As the satellites are on flight paths close to each other, their measurements can be especially precise: "Alpha" and "Charlie" are flying together at an altitude of 460 kilometers, "Bravo’s" path is at 510 kilometers. The position of the satellites had to be revised after take-off because one of the back-up magnetometers had failed.

"We do not yet have a final result", says Olsen. After all, the mission only just started. The "Swarm"-satellites are expected to fly for at least four more years. Esa is hoping that, by putting them on fuel-saving orbits, they might be able to get even more out of them. They talk about ten years.

And there is plenty for the satellites to observe: they are able to record how solar storm are temporarily creating bumps in the magnetic field, how salt-ions dissolved in ocean currents constantly affect the magnetic-field’s intensity – and how various kinds of rocks in the Earth crust affect it.

But even more fascinating is the insight into Earth’s deep interior: the processes there are responsible for over 95 percent of the strength of the magnetic field: around a solid core of iron and nickel, there is a zone in which the metal is in a liquid state. The solid interior core of the Earth and its liquid surroundings rotate with different speeds, while convection currents are forming in the liquid zone which move by about ten kilometres a year.

During this process, large amounts of liquid metal rise in areas which are farther distant from the centre. The rotation of Earth and the mass inertia of the metal interact to create spiral, corkscrew paths. Because a weak magnetic field is already present, this induces an electric current – which in turn increases the strength of the magnetic field. It’s all called geodynamo in scientific jargon.

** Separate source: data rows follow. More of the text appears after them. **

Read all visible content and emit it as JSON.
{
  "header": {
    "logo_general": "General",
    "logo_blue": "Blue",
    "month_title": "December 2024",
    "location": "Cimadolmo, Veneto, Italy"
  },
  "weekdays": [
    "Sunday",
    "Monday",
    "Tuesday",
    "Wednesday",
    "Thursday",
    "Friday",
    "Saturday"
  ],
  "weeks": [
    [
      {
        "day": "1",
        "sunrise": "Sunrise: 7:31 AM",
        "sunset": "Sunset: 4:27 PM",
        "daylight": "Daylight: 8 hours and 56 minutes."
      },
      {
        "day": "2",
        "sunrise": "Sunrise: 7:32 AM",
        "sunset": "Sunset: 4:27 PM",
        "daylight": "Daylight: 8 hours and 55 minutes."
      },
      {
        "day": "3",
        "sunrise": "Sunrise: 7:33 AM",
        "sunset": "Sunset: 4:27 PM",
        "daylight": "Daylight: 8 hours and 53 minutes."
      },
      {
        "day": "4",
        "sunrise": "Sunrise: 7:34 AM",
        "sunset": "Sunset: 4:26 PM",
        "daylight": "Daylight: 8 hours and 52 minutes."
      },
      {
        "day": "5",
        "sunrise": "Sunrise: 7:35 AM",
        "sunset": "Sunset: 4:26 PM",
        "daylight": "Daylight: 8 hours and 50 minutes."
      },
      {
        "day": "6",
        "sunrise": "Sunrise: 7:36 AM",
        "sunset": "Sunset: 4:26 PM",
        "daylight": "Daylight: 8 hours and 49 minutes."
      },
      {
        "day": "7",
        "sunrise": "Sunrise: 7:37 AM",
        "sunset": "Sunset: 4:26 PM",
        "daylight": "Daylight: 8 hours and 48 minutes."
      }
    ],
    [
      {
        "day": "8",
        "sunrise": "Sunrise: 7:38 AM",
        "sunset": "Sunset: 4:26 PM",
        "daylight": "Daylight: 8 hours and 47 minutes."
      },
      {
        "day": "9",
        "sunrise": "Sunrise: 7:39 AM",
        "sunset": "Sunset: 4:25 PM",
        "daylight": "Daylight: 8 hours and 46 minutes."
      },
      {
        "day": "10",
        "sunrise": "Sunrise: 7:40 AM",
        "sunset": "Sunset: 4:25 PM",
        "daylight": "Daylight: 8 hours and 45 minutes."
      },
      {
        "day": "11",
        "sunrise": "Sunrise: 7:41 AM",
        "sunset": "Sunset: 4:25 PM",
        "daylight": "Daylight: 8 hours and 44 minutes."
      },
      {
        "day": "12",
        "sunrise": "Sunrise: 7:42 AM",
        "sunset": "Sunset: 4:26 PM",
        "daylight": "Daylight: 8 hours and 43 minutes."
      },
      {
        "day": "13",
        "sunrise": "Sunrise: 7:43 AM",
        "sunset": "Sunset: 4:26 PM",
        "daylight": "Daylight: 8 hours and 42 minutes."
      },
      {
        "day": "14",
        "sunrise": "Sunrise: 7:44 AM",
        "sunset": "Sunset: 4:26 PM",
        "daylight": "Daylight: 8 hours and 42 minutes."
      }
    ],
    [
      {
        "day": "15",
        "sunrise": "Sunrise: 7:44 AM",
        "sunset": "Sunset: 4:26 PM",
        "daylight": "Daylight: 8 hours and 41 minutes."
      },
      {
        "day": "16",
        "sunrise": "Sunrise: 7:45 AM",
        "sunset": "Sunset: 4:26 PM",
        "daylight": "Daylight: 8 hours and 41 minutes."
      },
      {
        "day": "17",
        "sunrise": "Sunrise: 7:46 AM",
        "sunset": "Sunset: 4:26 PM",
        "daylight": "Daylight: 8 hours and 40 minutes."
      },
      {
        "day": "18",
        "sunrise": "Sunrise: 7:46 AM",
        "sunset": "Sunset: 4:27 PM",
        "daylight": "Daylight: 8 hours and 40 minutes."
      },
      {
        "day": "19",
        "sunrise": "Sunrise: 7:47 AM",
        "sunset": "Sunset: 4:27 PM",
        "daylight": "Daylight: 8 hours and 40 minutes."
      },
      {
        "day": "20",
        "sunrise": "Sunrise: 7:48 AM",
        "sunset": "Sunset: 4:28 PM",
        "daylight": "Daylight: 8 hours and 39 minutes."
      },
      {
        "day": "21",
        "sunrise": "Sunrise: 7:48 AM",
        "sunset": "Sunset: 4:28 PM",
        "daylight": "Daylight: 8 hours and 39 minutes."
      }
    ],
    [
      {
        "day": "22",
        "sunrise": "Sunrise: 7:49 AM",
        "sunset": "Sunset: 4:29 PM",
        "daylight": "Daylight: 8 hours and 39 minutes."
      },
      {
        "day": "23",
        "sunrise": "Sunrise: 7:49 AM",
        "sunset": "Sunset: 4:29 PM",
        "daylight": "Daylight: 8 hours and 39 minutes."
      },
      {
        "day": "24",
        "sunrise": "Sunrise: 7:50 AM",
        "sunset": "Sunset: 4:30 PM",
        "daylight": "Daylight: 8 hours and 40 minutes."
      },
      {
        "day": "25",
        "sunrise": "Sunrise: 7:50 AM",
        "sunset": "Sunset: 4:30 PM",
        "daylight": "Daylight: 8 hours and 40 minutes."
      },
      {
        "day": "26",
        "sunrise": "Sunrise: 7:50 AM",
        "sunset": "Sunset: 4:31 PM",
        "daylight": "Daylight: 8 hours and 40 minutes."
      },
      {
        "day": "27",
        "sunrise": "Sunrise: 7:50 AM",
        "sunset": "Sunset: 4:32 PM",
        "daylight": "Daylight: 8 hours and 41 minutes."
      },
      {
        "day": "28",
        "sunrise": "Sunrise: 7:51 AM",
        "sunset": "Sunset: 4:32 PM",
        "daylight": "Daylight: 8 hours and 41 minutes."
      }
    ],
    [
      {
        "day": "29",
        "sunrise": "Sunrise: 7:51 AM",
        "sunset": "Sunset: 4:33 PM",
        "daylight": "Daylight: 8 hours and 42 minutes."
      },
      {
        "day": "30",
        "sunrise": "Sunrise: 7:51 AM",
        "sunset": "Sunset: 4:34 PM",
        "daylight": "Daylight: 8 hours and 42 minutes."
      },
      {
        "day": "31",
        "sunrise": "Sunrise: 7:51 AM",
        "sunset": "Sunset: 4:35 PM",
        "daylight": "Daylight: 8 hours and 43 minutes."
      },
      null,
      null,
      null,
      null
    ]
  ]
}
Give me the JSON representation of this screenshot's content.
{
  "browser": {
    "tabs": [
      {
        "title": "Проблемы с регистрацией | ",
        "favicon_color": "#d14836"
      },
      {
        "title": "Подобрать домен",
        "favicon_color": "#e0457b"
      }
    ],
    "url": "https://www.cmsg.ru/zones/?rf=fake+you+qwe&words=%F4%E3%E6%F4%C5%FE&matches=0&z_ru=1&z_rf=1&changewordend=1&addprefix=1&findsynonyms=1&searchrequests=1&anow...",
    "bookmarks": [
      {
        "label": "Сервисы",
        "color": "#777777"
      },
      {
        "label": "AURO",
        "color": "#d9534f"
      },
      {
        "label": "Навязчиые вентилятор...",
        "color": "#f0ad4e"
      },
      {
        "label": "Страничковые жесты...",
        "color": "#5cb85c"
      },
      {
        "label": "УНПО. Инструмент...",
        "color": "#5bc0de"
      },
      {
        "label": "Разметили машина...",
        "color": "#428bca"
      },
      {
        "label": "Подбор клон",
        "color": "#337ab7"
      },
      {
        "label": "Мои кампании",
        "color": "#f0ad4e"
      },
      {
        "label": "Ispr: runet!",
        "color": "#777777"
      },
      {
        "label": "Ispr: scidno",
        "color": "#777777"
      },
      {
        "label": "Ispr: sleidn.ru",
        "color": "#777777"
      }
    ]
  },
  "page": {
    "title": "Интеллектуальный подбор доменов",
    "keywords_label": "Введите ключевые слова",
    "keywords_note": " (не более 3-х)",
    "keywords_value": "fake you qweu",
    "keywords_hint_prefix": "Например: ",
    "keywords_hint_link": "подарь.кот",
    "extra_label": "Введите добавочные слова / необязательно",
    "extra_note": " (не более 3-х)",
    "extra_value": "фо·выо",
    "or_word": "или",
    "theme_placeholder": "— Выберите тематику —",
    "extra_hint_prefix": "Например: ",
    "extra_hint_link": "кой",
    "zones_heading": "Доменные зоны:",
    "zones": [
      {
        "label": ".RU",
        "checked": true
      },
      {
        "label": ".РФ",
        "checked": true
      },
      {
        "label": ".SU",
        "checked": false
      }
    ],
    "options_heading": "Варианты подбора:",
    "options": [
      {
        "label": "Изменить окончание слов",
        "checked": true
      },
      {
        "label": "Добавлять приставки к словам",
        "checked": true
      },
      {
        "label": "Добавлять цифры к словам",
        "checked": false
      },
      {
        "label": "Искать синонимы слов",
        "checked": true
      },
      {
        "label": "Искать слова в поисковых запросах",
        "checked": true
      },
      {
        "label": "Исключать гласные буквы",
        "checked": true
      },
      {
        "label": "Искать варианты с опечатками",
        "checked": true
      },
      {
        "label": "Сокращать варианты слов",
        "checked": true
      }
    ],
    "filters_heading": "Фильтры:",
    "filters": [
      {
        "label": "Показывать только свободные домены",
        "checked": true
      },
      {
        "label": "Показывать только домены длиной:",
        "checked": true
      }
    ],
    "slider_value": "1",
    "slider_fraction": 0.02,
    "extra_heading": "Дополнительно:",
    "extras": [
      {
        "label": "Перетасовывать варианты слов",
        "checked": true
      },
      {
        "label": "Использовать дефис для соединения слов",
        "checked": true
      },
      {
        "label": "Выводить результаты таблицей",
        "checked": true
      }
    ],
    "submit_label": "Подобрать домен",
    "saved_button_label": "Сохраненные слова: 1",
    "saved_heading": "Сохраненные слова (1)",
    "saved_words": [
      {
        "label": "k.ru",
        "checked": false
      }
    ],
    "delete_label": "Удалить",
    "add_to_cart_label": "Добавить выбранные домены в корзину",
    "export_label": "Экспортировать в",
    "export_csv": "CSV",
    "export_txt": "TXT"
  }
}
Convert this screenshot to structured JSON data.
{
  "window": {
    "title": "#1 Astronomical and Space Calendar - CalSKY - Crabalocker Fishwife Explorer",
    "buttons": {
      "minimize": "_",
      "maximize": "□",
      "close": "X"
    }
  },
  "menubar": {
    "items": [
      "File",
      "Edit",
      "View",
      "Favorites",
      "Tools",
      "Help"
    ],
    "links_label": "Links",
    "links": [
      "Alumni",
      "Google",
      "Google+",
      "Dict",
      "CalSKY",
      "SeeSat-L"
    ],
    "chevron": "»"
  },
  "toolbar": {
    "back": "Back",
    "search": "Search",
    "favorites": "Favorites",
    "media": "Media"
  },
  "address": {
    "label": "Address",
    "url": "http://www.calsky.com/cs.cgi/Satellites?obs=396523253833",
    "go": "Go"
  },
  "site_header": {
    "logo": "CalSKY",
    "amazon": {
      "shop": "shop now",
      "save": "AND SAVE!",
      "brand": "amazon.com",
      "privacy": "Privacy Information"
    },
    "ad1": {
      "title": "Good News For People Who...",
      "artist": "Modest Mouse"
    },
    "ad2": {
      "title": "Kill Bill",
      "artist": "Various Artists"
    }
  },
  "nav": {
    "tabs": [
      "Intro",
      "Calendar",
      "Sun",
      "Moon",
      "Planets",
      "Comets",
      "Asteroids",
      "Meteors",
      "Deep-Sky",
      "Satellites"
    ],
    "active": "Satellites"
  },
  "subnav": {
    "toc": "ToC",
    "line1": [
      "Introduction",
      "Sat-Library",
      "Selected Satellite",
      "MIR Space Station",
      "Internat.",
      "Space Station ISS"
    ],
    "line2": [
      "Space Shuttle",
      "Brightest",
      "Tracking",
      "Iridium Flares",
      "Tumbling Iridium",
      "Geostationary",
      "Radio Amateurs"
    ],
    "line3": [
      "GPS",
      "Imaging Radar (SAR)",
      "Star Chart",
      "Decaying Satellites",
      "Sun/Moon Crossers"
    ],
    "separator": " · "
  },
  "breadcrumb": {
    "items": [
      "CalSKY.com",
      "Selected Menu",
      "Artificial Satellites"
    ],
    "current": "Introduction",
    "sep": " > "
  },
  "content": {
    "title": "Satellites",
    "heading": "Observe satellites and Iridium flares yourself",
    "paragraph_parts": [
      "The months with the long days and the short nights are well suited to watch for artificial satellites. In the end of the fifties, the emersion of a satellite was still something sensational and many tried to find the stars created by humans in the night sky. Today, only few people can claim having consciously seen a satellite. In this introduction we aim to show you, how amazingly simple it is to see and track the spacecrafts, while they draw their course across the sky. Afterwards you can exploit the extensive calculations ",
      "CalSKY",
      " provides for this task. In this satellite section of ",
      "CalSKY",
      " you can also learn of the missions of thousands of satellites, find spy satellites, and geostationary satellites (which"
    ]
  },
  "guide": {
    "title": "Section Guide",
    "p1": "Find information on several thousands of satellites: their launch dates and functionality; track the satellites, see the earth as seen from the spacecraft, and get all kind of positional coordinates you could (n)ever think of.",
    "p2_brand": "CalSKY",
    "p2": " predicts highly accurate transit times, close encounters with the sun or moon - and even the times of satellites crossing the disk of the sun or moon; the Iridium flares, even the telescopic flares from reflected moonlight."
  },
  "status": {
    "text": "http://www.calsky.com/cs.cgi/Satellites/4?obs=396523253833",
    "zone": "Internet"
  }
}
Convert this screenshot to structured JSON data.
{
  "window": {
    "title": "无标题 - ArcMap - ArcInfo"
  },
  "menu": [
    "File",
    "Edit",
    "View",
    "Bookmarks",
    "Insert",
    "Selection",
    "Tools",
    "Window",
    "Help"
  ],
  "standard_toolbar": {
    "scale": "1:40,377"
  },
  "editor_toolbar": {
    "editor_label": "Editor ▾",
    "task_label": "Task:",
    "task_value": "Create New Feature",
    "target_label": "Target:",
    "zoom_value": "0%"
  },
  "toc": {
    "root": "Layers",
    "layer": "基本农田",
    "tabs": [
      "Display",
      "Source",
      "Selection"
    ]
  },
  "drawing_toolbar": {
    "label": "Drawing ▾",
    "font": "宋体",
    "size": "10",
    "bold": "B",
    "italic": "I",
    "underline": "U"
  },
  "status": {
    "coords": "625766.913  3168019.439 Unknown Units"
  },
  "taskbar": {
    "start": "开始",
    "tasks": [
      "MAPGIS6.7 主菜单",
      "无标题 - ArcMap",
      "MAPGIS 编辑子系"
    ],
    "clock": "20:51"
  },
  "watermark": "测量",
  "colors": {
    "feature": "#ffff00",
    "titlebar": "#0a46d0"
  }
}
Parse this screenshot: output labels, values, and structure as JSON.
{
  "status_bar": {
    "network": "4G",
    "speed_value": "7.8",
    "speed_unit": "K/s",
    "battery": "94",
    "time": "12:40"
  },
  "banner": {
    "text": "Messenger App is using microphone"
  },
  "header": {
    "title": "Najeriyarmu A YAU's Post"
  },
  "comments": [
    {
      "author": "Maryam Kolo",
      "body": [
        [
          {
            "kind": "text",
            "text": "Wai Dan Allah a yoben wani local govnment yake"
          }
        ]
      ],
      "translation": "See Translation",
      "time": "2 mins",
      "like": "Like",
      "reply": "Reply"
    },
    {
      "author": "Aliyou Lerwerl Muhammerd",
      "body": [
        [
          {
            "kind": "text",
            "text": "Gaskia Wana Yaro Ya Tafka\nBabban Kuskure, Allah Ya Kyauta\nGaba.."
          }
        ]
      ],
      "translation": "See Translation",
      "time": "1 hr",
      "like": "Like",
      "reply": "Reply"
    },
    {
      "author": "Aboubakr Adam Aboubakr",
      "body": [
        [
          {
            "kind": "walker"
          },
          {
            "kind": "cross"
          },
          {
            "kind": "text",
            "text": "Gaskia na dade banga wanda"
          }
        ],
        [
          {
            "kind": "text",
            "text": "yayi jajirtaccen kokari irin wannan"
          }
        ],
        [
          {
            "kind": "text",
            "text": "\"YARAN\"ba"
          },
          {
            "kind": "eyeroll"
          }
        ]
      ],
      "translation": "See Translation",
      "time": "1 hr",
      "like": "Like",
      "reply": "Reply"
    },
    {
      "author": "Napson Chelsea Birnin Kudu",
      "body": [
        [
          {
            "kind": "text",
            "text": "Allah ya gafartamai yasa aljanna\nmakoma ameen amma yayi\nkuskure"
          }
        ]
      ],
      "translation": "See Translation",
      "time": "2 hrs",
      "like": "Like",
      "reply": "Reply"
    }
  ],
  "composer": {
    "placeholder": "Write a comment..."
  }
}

But this magnetic engine is subjected to a steady wandering. Which is why its pole also wanders around on the Earth’s surface. The magnetic South pole in the Canadian Arctic is shifting its position by 90 meters a day. Presently, according to the new data, it will move up even higher North – according to the scientists of "Swarm," until 2019. Then the magnetic pole will probably make itself on its way in the direction of Siberia.